SWAV also includes typical genome browser functions, such as panning and zooming in and zoom out. For sliding window analysis, SWAV has a focus bar function that enables users to mark a region in the viewer for detailed analysis. Users can customize and export specific plots of test statistics and download the statistical data in the viewer. SWAV offers BLAT13 searches for genomes or BLASTn14 searches for coding sequences. To facilitate multitarget analysis, SWAV retrieves regions using a list of genome positions or gene names.

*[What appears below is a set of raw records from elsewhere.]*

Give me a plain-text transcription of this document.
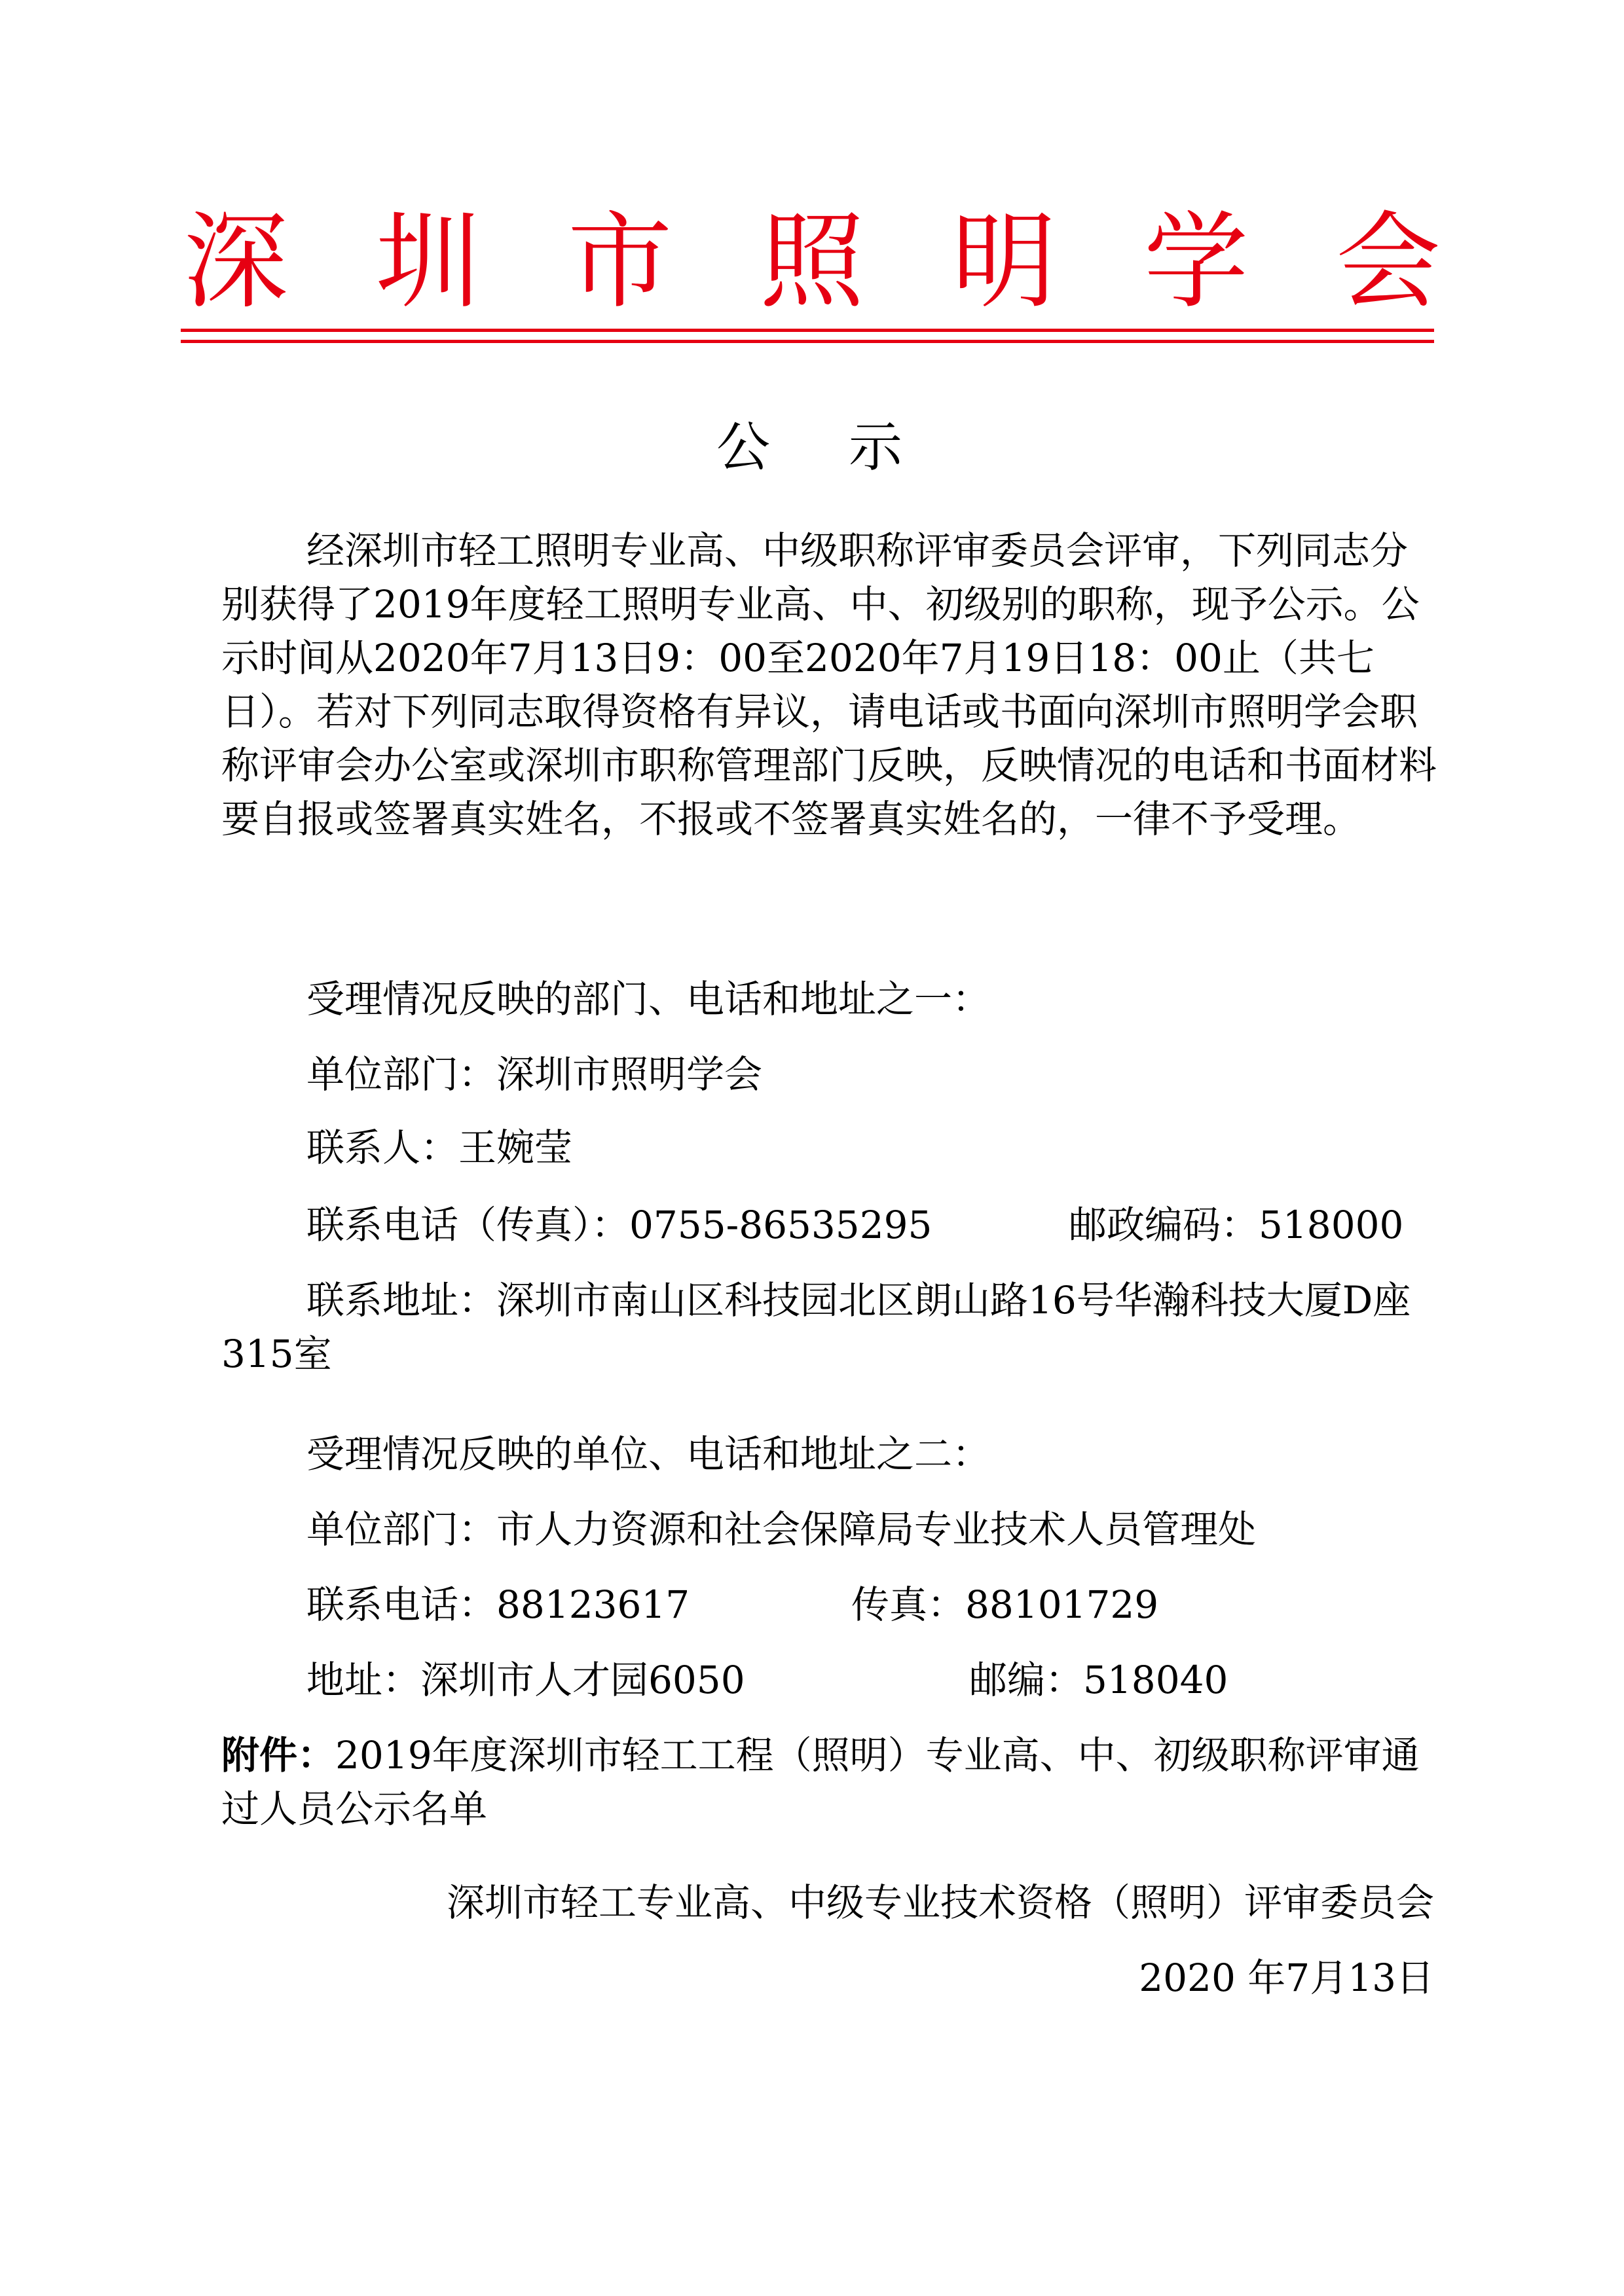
深 圳 市 照 明 学 会
公示
经深圳市轻工照明专业高、中级职称评审委员会评审，下列同志分别获得了2019年度轻工照明专业高、中、初级别的职称，现予公示。公示时间从2020年7月13日9：00至2020年7月19日18：00止（共七日）。若对下列同志取得资格有异议，请电话或书面向深圳市照明学会职称评审会办公室或深圳市职称管理部门反映，反映情况的电话和书面材料要自报或签署真实姓名，不报或不签署真实姓名的，一律不予受理。
受理情况反映的部门、电话和地址之一：
单位部门：深圳市照明学会
联系人：王婉莹
联系电话（传真）：0755-86535295	邮政编码：518000
联系地址：深圳市南山区科技园北区朗山路16号华瀚科技大厦D座315室
受理情况反映的单位、电话和地址之二：
单位部门：市人力资源和社会保障局专业技术人员管理处
联系电话：88123617	传真：88101729
地址：深圳市人才园6050	邮编：518040
附件：2019年度深圳市轻工工程（照明）专业高、中、初级职称评审通过人员公示名单
深圳市轻工专业高、中级专业技术资格（照明）评审委员会
2020 年7月13日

We investigated an example application (swav.popgenetics.net/example) of SWAV by analyzing published yeast resequencing data (NCBI BioProject: PRJEB1973)15, including 3 domesticated samples (Saccharomyces cerevisiae) and 13 wild samples (Saccharomyces paradoxus). We mapped the reads of each sample onto the yeast reference genome (www.yeastgenome.org) with Bowtie216 and calculated theta, Tajima’s D, and Fst in a window size of 1000 and with a step size of 100 using ANGSD. We also called the CLR of each chromosome using SweepFinder217 based on the results from ANGSD. The threshold lines at 5% were plotted for all tracks. Taking YAR05W as an example, the positive selection signatures of this gene are clearly displayed in the SWAV genome viewer (Fig. 2). This gene encodes proteins with functions in mating and survival18. To test SWAV for higher eukaryotes, we applied SWAV to the population genetics analysis results of domestic silkworms and wild silkworms (NCBI BioProject: PRJDB4743). We utilized the updated genome annotation for the silkworm from the silkbase (http://silkbase.ab.a.u-tokyo.ac.jp/) in SWAV.

Discussion

SWAV is designed to visualize and rapidly release genome test statistics on the web. This application accelerates the manual inspection process in sliding window analysis and simplifies the generation of statistical images. Compared to the custom track tool in the UCSC Genome Browser10, SWAV displays custom tracks with curves, but the UCSC Genome Browser displays custom tracks in blocks in different colors. Notably, curves are ideal for sliding window analysis. Furthermore, SWAV can display two or more types of test statistics in one track, which facilitates comparison and analysis. SWAV executes most processes with JavaScript and does not require CGI. Thus, must work is shifted from the server to the client, which can improve the overall performance. The abandonment of CGI makes the installation of SWAV simple and easy, considering that the construction of a CGI environment is difficult for most users. SWAV also provides several analysis tools specifically for sliding window analysis, such as the setting of customized thresholds for tracks, the setting of a focus bar in the viewer, the exporting of track plots, and the exporting of track data in the viewer. To facilitate multitarget analysis, SWAV also offers region retrieval using a list of genome positions or gene names.

The application of SWAV for yeast and silkworm analysis is only the start of research in this area. SWAV will be used for population genetic analyses of more organisms in the future.

Implementation details

In the development of SWAV, we employed the updated version of the PHP framework CodeIgniter 3.1.9 (www.codeigniter.com), which is highly secure and maintainable. For front-end web coding, we utilized JQuery (jquery.com), d3 (d3js.org) and TnT broad (tntvis.github.io/tnt.board) as JavaScript libraries and the HTML5 framework AmazeUI (amazeui.org) as the background style to establish the graphic interface (Fig. 1).